PyJobRunner

Job runner for scientific computing workloads

These details have not been verified by PyPI

View statistics for this project via Libraries.io, or by using our public dataset on Google BigQuery

Project description

Jobrunner is a command line tool to manage and deploy computing jobs, organize complex workloads, and enforce a directory based hierarchy to enable reuse of files and bash scripts within a project. Organization details of a directory tree are encoded in Jobfiles which serve as an index of files/scripts, and indicate their purpose when deploying or setting up a job. It is a flexible tool that allows users to design their own directory structure, perserve their design, and maintain consistency with increase in complexity of the project.

Installation

Stable releases of Jobrunner are hosted on Python Package Index website (https://pypi.org/project/PyJobRunner/) and can be installed by executing,

pip install PyJobrunner

Note that pip should point to python3+ installation package pip3.
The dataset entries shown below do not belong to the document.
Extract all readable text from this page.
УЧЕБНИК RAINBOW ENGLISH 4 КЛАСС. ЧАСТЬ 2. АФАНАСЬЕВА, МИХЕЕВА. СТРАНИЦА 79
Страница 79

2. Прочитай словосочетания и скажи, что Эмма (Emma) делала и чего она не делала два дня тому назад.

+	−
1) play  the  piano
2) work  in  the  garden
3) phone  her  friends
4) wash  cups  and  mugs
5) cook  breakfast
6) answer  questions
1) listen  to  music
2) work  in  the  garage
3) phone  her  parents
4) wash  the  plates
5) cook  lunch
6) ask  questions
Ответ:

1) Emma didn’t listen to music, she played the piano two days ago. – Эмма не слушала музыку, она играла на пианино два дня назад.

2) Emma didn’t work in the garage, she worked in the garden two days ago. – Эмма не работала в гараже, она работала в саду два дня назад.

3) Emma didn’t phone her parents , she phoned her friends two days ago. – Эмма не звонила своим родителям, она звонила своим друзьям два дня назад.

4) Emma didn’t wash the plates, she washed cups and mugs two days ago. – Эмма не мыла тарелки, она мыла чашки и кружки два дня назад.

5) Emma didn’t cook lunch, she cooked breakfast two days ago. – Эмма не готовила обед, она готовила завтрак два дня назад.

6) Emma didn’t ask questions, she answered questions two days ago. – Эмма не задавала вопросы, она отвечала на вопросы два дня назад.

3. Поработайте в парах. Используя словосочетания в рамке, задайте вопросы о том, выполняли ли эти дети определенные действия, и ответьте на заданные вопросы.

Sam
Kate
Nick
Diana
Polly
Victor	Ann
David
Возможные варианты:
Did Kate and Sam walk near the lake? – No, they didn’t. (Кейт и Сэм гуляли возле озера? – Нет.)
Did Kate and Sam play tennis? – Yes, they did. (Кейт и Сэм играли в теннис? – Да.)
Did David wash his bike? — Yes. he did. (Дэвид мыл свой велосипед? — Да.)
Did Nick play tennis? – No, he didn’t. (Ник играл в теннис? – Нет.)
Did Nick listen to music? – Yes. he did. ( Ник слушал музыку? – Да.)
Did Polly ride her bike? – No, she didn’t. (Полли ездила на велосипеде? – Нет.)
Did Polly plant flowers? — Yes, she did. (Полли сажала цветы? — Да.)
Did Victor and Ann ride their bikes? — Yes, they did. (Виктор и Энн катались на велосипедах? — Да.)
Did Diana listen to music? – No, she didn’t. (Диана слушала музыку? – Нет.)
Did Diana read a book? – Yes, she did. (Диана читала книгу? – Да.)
Upgrading and uninstallation is easily managed through this interface using,

pip install --upgrade PyJobrunner
pip uninstall PyJobRunner

There maybe situations where users may want to install Jobrunner in development mode $\textemdash$ to design new features, debug, or customize options/commands to their needs. This can be easily accomplished using the setup script located in the project root directory and executing,

./setup develop

Development mode enables testing of features/updates directly from the source code and is an effective method for debugging. Note that the setup script relies on click, which can be installed using,

pip install click

The jobrunner script is installed in $HOME/.local/bin directory and therfore the environment variable, PATH, should be updated to include this location for command line use.

Dependencies

python3.8+ click toml

Writing a Jobfile

A Jobfile provides details on functionality of each file in a directory tree along with schedular configuration. Consider the following directory tree for a project,

$ tree Project

├── Jobfile
├── environment.sh
├── JobObject1
├── JobObject2
    ├── Jobfile
    ├── flash.par
    ├── flashx
    ├── setupScript.sh
    ├── submitScript.sh
    ├── preProcess.sh
    ├── Config1
    ├── Config2
        ├── Jobfile
        ├── flash.par

The base directory Project contains two different job object sub-directories /Project/JobObject1 and /Project/JobObject2 which share a common environment defined in environment.sh,

# module for OpenMPI
module load openmpi-4.1.1

# environment variables common to
# different job objects
export COMMON_ENV_VARIABLE_1=/path/to/a/library
export COMMON_ENV_VARIABLE_2="value"

It makes sense to places this file at the level of project home directory and define it in Jobfile as given below, indicating that environment.sh should be included when executing both jobrunner setup and jobrunner submit commands.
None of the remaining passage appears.